Vous pensez que c'est un sujet - la maigreur - dont on parle plus pour les femmes, parce qu'il y a des conséquences sur leur santé?
Justement, elle en a parlé, elle a adressé le problème. Nous aussi, on a le syndicat des coureuses françaises qui adresse le problème et qui demande à travailler avec la Fédération et l'UCI sur peut-être un suivi par rapport aux hormones, par rapport aux densitométries osseuses, d'être sûr que toutes les filles sont cyclées. Cédrine (Kerbaol) avait lancé l'annonce sur la page Instagram et nous on le répète aux jeunes coureuses que ce n'est pas normal de ne pas avoir ses règles. C'est très souvent la première chose qui arrive quand on fait beaucoup de sport, donc on travaille là-dessus. Il y a des gynécologues qui suivent les sportives, qui connaissent le problème, donc c'est adressé.
Est-ce qu'on peut d'ailleurs déjà parler de norme pour les coureuses, le fait d'être très sèches?
Non, ce n'est pas une norme chez les filles. Si vous avez regardé les filles du Tour de France, elles ne sont pas toutes maigres, il y a plein de tailles différentes. Par contre si on regarde les marathoniennes, on ne parle pas de ça, on ne parle pas de ça dans l'athlétisme. Or elles sont beaucoup plus maigres, beaucoup plus sèches que les filles dans le vélo. Donc non, je pense qu'on cherche quelque chose qui n'est pas aussi dramatique que dans la course à pied longue distance.
Est-ce que si on regarde des filles comme Demi Vollering ou d'autres Françaises, elles sont assez régulières sur leur poids durant la saison, et perdent pour le Tour?
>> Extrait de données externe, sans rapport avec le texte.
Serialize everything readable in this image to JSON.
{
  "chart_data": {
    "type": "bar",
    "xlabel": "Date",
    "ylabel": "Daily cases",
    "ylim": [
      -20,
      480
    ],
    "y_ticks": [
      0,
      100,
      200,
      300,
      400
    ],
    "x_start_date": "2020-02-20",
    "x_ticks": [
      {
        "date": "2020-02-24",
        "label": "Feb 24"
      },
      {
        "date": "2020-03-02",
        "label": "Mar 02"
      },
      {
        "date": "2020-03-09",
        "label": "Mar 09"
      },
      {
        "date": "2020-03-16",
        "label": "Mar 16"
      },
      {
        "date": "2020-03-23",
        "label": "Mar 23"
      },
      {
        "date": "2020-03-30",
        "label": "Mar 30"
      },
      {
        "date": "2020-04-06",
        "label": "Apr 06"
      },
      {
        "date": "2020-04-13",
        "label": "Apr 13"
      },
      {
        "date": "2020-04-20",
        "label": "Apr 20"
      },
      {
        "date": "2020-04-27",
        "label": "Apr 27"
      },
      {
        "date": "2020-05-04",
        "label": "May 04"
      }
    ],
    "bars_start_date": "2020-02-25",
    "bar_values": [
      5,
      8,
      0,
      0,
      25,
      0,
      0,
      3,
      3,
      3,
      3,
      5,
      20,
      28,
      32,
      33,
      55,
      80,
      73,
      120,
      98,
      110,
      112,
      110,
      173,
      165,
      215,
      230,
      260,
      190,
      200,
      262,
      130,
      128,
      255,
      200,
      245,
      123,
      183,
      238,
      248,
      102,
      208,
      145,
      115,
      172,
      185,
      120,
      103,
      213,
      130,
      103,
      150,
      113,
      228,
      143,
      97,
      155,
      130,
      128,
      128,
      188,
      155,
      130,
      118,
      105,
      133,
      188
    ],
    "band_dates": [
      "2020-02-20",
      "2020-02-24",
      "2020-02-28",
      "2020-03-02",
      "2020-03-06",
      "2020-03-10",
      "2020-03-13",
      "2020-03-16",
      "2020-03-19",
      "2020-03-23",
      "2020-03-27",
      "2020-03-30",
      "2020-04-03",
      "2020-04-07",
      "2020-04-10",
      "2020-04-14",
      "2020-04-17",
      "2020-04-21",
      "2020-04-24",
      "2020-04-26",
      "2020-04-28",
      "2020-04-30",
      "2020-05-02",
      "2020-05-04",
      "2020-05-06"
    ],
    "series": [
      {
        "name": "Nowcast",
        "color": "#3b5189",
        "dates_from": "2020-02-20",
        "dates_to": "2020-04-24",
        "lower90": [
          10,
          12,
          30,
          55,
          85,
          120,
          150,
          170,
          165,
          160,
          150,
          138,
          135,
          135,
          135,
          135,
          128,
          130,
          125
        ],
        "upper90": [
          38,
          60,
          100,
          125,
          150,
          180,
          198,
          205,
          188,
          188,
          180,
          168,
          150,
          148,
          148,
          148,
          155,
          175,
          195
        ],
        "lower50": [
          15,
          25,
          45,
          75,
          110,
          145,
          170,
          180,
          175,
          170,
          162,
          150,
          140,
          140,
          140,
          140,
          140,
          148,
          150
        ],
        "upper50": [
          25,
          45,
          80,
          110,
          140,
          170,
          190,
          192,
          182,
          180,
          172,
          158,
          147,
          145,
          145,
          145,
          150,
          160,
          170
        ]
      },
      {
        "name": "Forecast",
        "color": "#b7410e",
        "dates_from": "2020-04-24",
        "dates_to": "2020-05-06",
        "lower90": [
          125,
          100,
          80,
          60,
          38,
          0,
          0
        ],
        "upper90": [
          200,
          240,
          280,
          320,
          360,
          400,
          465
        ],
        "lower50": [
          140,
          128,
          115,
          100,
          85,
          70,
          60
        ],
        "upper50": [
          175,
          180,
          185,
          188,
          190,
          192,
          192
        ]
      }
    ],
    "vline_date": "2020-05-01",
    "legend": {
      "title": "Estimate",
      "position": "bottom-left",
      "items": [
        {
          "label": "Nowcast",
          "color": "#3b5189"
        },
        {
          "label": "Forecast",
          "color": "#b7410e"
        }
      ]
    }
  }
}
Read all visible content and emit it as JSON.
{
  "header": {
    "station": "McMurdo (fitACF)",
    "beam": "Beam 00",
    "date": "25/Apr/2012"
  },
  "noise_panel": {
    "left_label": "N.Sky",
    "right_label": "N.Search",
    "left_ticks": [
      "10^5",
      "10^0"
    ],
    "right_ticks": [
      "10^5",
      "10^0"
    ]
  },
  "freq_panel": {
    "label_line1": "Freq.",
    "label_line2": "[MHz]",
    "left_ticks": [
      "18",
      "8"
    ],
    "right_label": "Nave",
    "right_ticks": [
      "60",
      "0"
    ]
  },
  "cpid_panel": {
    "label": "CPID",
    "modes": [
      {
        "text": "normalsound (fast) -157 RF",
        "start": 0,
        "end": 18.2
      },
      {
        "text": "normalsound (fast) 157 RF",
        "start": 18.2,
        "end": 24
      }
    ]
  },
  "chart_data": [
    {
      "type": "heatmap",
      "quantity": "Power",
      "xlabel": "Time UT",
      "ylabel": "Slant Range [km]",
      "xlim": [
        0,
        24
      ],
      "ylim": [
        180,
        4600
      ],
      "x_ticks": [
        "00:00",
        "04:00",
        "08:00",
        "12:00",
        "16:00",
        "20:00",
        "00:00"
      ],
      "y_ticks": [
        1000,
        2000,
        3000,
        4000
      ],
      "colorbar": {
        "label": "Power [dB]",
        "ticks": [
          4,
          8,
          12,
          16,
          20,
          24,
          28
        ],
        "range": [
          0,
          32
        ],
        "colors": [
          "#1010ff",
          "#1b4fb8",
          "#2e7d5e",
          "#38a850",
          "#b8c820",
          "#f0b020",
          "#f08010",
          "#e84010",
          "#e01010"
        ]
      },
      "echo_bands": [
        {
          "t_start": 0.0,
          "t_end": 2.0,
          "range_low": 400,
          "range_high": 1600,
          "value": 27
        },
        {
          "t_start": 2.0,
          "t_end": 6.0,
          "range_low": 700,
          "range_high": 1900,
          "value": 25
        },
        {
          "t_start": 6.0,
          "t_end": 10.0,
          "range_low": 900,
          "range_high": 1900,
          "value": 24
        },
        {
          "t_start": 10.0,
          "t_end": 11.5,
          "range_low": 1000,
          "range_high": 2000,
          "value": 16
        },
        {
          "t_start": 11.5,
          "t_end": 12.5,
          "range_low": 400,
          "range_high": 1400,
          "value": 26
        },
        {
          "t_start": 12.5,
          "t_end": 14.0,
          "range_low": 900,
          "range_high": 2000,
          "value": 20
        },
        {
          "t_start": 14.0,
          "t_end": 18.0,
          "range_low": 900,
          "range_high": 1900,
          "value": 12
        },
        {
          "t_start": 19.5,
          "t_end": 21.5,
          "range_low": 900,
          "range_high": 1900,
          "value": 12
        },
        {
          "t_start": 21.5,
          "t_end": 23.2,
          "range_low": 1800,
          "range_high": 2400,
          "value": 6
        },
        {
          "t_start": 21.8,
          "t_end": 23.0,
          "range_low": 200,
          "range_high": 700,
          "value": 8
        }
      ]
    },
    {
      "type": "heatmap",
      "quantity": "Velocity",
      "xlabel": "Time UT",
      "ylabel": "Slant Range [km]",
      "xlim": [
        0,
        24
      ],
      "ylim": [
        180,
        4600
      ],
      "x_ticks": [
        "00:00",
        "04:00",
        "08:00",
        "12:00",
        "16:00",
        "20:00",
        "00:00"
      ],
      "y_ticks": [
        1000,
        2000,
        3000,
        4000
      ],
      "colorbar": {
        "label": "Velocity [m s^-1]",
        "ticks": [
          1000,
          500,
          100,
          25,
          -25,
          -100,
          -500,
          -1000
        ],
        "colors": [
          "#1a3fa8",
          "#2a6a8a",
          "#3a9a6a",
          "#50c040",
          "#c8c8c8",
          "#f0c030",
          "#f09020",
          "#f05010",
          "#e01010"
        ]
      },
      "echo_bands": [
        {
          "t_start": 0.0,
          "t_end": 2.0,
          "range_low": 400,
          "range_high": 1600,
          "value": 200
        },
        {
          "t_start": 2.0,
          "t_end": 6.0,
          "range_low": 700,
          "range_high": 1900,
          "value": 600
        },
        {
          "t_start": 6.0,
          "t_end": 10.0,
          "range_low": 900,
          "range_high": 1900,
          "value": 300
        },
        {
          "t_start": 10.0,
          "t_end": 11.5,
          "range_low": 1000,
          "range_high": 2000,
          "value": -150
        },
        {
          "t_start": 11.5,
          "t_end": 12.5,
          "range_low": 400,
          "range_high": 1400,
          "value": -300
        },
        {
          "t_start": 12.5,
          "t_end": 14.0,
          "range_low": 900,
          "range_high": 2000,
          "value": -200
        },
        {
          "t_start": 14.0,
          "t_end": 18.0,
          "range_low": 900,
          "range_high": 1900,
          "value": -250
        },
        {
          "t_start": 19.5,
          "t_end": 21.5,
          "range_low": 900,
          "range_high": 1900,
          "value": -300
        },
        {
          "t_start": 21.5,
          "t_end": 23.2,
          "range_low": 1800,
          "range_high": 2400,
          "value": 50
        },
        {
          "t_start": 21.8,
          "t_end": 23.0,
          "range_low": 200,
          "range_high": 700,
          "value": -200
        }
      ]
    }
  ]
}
Tout le monde s'affûte un peu, se sèche un peu plus parce qu'il y a des montagnes à passer et que le rapport poids-puissance fait en sorte que. Mais ça ne veut pas dire qu'elles sont malades. Je trouve que chez les mecs, c'est plus dramatique, ils sont hyper maigres mais il y a une omerta, on n'en parle pas. Aussi, je pense qu'il faut faire la part des choses et peut-être féliciter Pauline pour sa performance au lieu de mettre le bazar dans le sport féminin. On a déjà assez de négativité dans le cyclisme féminin. Là, le Tour marche super bien, c'est la quatrième année, il n'y a jamais eu autant de spectateurs... Je pense que ce qui est important à voir, c'est qu'il y a des équipements peut-être pas adaptés aux femmes dans le vélo. Les selles, par exemple. Il y a des filles qui changent ou qui arrêtent le vélo ou qui sont obligées d'arrêter plusieurs mois parce que les selles ne sont pas adaptées pour nous. Elles développent un problème qui s'appelle un lymphœdème vulvaire. Ca, à mon avis c'est plus urgent aujourd'hui que les histoires de poids. On est toujours dans ce problème d'équipement qui n'est pas toujours fait pour les femmes en premier.